Y en ocasiones la interpretación puede ser innovadora, hasta revolucionaria, como en


el caso de la autoridad carismática según Weber. Ejemplificaremos brevemente cómo
concepciones diferentes de autoridad derivan de diversas «ideas de sociedad» y
«concepciones de cooperación social», y aun de presupuestos filosóficos. Podemos
distinguir tres modalidades en la conceptuación de la autoridad. En primer lugar, la
autoridad se puede considerar fundada en la creencia, por contraposición a la ejercida
sobre la conducta (se suele indicar este distingo contraponiendo «ser una autoridad» a
«tener un cargo de autoridad»). Aceptar la autoridad así entendida es prestar
asentimiento a la verdad o validez de proposiciones porque su fuente es reconocida
como una autoridad. Esto abarca un continuo de casos que van desde la fe ciega (en
sacerdotes o profetas) hasta la aceptación con fundamento racional (como en el
ejemplo de la opinión de peritos). Originalmente, para los romanos y durante toda la
Edad Media, auc- toritas significó la posesión de un status especial, o cualidad, o título,
que sumaba un fundamento obligatorio para la confianza o la obediencia; esto podía
derivar de un acto fundador o comienzo, o de una relación especial con un ser sagrado,
o de un acceso a determinado conjunto de verdades y el conocimiento de ellas. El
senado romano tenía autoridad en este sentido, lo mismo que Augusto. En San Mateo
se dice que Jesús enseñaba al pueblo como «uno que tiene autoridad, y no como los
escribas». San Agustín distinguió la «autoridad divina», la «autoridad de Cristo» la
«autoridad de la Escritura», la «autoridad patrística» y la «autoridad de la Iglesia»; en
relación con esta última señaló que «yo no creería en el Evangelio si la autoridad de la
Iglesia Católica no me obligara a ello». Según Hooker, «por la autoridad de un hombre
entendemos aquí la fuerza que su palabra tiene para ganarse la opinión de otro, que se
forma sobre ella»

En todos estos casos, la autoridad se considera materia de fe sobre la base de una


sabiduría especial, una revelación, destreza, visión o conocimiento. Desde luego que
esto parte del supuesto epistemológico de que semejante conocimiento es posible. Los
cristianos del período anterior a la Reforma, los positivistas del siglo XIX y los
tecnócratas contemporáneos han supuesto que un conocimiento de esa índole existe,
pero el acceso a él es restringido: para los cristianos medievales estaba restringido al
papado o a la Iglesia; para Auguste Comte y sus discípulos, a los jefes espirituales de la
sociedad, y para los tecnócratas de nuestro tiempo, a las élites científicas y
administrativas.
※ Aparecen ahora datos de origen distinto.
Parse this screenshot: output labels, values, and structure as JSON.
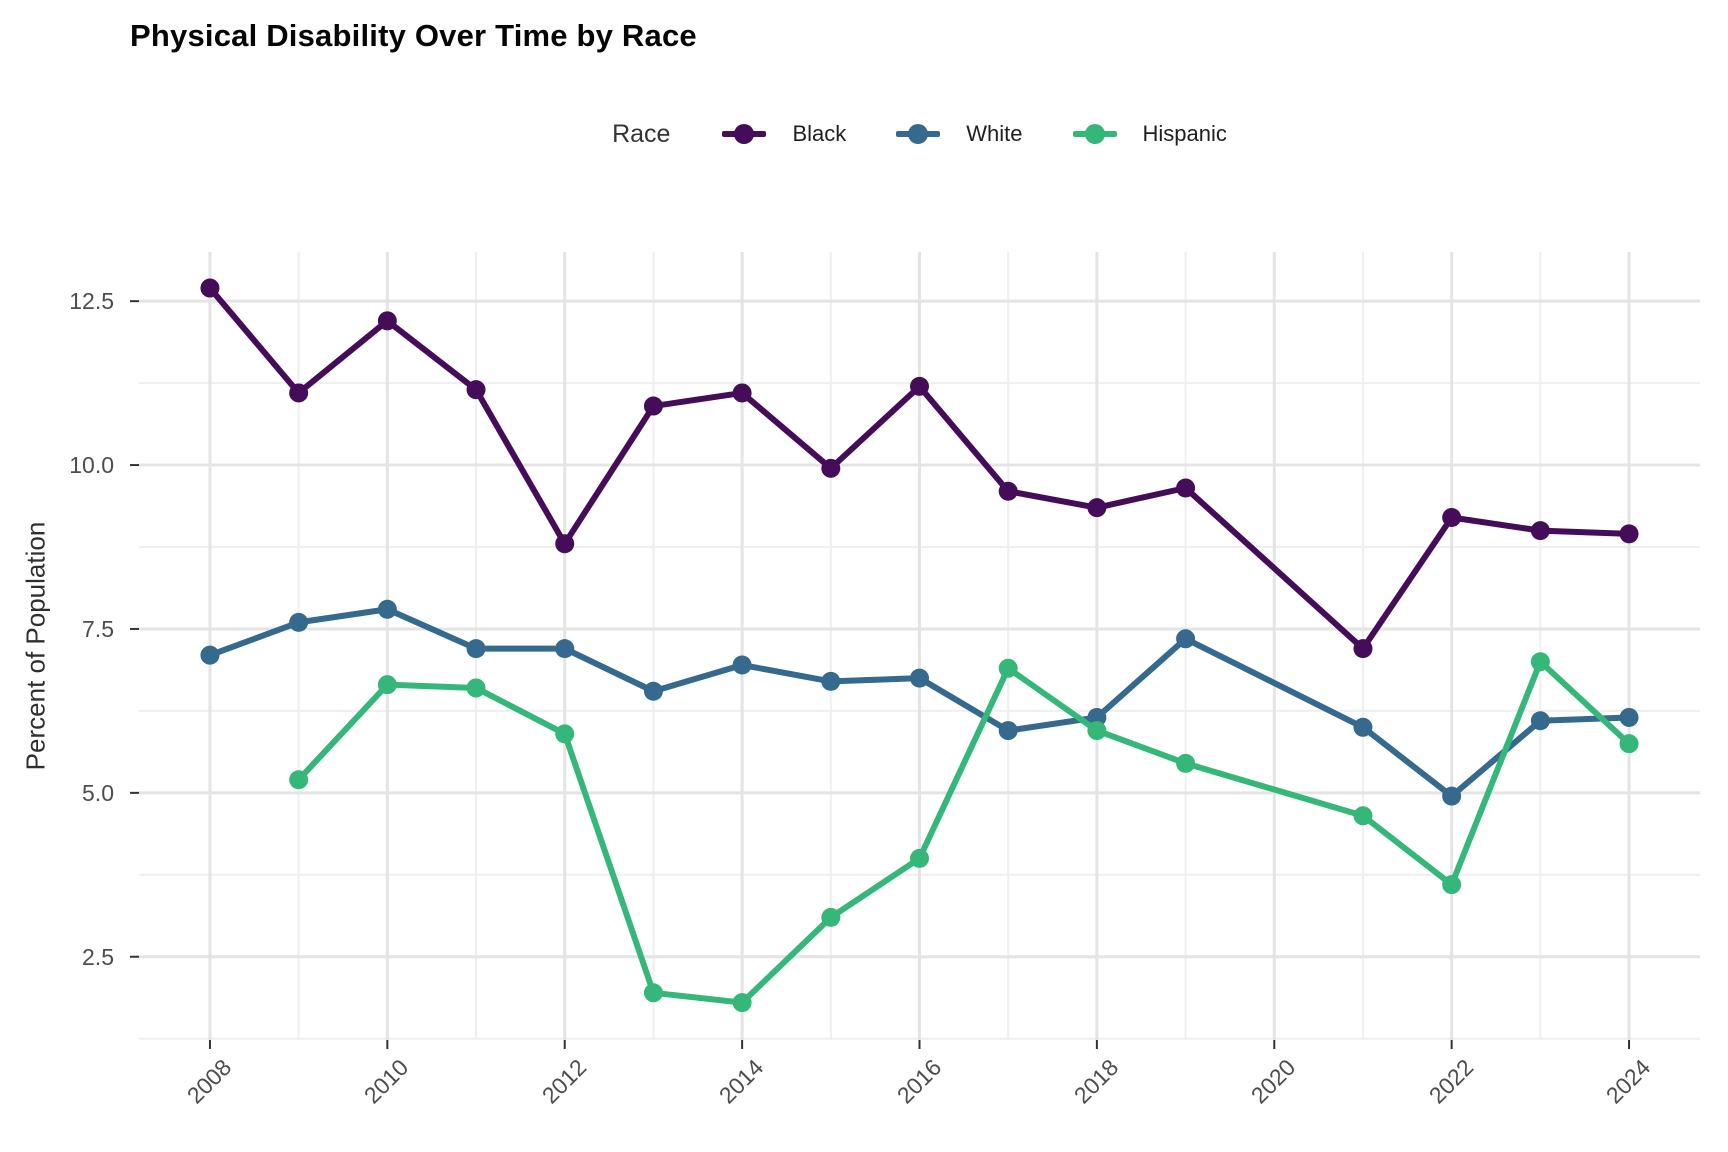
{
  "title": "Physical Disability Over Time by Race",
  "legend": {
    "title": "Race",
    "items": [
      {
        "label": "Black",
        "color": "#450d59"
      },
      {
        "label": "White",
        "color": "#35698e"
      },
      {
        "label": "Hispanic",
        "color": "#35b779"
      }
    ]
  },
  "y_axis": {
    "title": "Percent of Population",
    "ticks": [
      12.5,
      10.0,
      7.5,
      5.0,
      2.5
    ],
    "tick_labels": [
      "12.5",
      "10.0",
      "7.5",
      "5.0",
      "2.5"
    ],
    "minor_ticks": [
      11.25,
      8.75,
      6.25,
      3.75,
      1.25
    ]
  },
  "x_axis": {
    "ticks": [
      2008,
      2010,
      2012,
      2014,
      2016,
      2018,
      2020,
      2022,
      2024
    ],
    "tick_labels": [
      "2008",
      "2010",
      "2012",
      "2014",
      "2016",
      "2018",
      "2020",
      "2022",
      "2024"
    ],
    "minor_ticks": [
      2009,
      2011,
      2013,
      2015,
      2017,
      2019,
      2021,
      2023
    ]
  },
  "chart_data": {
    "type": "line",
    "title": "Physical Disability Over Time by Race",
    "xlabel": "",
    "ylabel": "Percent of Population",
    "x": [
      2008,
      2009,
      2010,
      2011,
      2012,
      2013,
      2014,
      2015,
      2016,
      2017,
      2018,
      2019,
      2020,
      2021,
      2022,
      2023,
      2024
    ],
    "series": [
      {
        "name": "Black",
        "color": "#450d59",
        "values": [
          12.7,
          11.1,
          12.2,
          11.15,
          8.8,
          10.9,
          11.1,
          9.95,
          11.2,
          9.6,
          9.35,
          9.65,
          null,
          7.2,
          9.2,
          9.0,
          8.95
        ]
      },
      {
        "name": "White",
        "color": "#35698e",
        "values": [
          7.1,
          7.6,
          7.8,
          7.2,
          7.2,
          6.55,
          6.95,
          6.7,
          6.75,
          5.95,
          6.15,
          7.35,
          null,
          6.0,
          4.95,
          6.1,
          6.15
        ]
      },
      {
        "name": "Hispanic",
        "color": "#35b779",
        "values": [
          null,
          5.2,
          6.65,
          6.6,
          5.9,
          1.95,
          1.8,
          3.1,
          4.0,
          6.9,
          5.95,
          5.45,
          null,
          4.65,
          3.6,
          7.0,
          5.75
        ]
      }
    ],
    "note_missing_year": "2020 has no data points; lines connect 2019 to 2021",
    "xlim": [
      2007.2,
      2024.8
    ],
    "ylim": [
      1.23,
      13.25
    ],
    "grid": true,
    "legend_position": "top"
  },
  "style": {
    "grid_major_color": "#e4e4e4",
    "grid_minor_color": "#efefef",
    "tick_color": "#333333",
    "background": "#ffffff"
  }
}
Es inherente a estas concepciones la desigualdad, porque los que
tienen acceso a ese conocimiento son por ese solo hecho superiores a los demás y
tienen derecho a que estos le rindan acatamiento y sumisión. Por otra parte, en los
casos en que no se da por supuesto ese restringido acceso a verdades religiosas o
científicas (sobre la base de la revelación, el status, el cargo o la habilidad natural), la
autoridad puede ser aceptada como una cuestión de conveniencia práctica o de
economía de esfuerzos, según sucede en la división intelectual del trabajo. La idea de
«autoridad moral» acaso sólo tiene sentido en una comunidad que comparte valores y
principios de los cuales se supone que ciertas personas tienen un conocimiento mejor
que otras; esta idea pierde sentido en los casos en que no se considera a esos valores y
principios como objeto de conocimiento, sino que dependen de la elección individual.